La figura della contraddizione rivela uno smarrimento angoscioso nel tempo e nello spazio. Con le sue piogge e i suoi soli, le sue celle e le sue sagome materne, la seconda raccolta vallejana esprime infatti una tremenda solitudine, che induce a cercare la complicità della natura più scabra (“Oh pietra, cuscino finalmente filantropo”); e soprattutto esprime il terrore, per dirla beckettianamente, di morire prima di nascere: “Che tiri le somme della mia vita / o le somme del non essere ancora nato, / non riuscirò a liberarmi”. E’ come se la catena dei secoli di schiavitù india gravasse sull’autore costringendolo a “salire verso il basso” prima di prendere forma, spingendolo ancora embrione dentro un mondo infero. Non per caso molti dei passi più memorabili, e aforistici, sembrano al tempo stesso incipit e sentenze finali: “Vi dico, dunque, che la vita è nello specchio e voi siete l’originale, la morte”.

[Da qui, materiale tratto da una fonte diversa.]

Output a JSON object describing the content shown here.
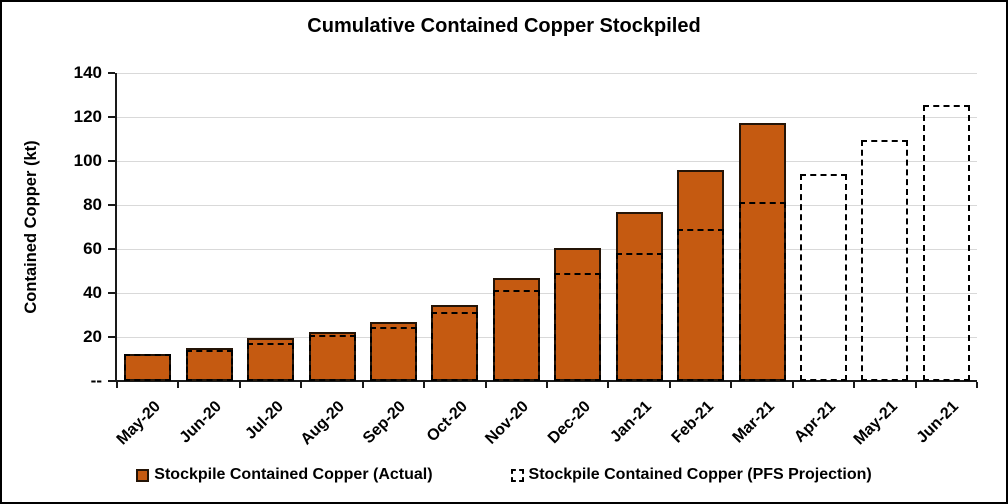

L’ombra del congedo pesa su tutte le pagine di Vallejo. Alfonso Berardinelli ha osservato che la sua tristezza pervasiva arriva a impregnare le cose inanimate, e ha spiegato la “inusitata mescolanza” di sostanze nell’opera del peruviano con il “vorace dispotismo della sofferenza”. Ma a far da contraltare a questo dispotismo c’è in lui l’energia imperiosa di cui si diceva, e che si sprigiona forse proprio da un senso radicale d’indefinitezza: sentendosi informe, il poeta si proietta tutto sul futuro, scatena il galoppo anarchico dei sensi e dell’intelligenza, registra grumi percettivi di stupefacente intensità senza distinguere tra gli abissi e le increspature minime del terreno. Mari cita dall’epistolario una frase in cui sono fissati splendidamente l’essenza e il prezzo di questa condizione: “A causa della mia libertà”, ha scritto Vallejo, “mi sento alle volte circondato da uno spaventoso senso del ridicolo, come se fossi un bambino che si infila un cucchiaino su per il naso”.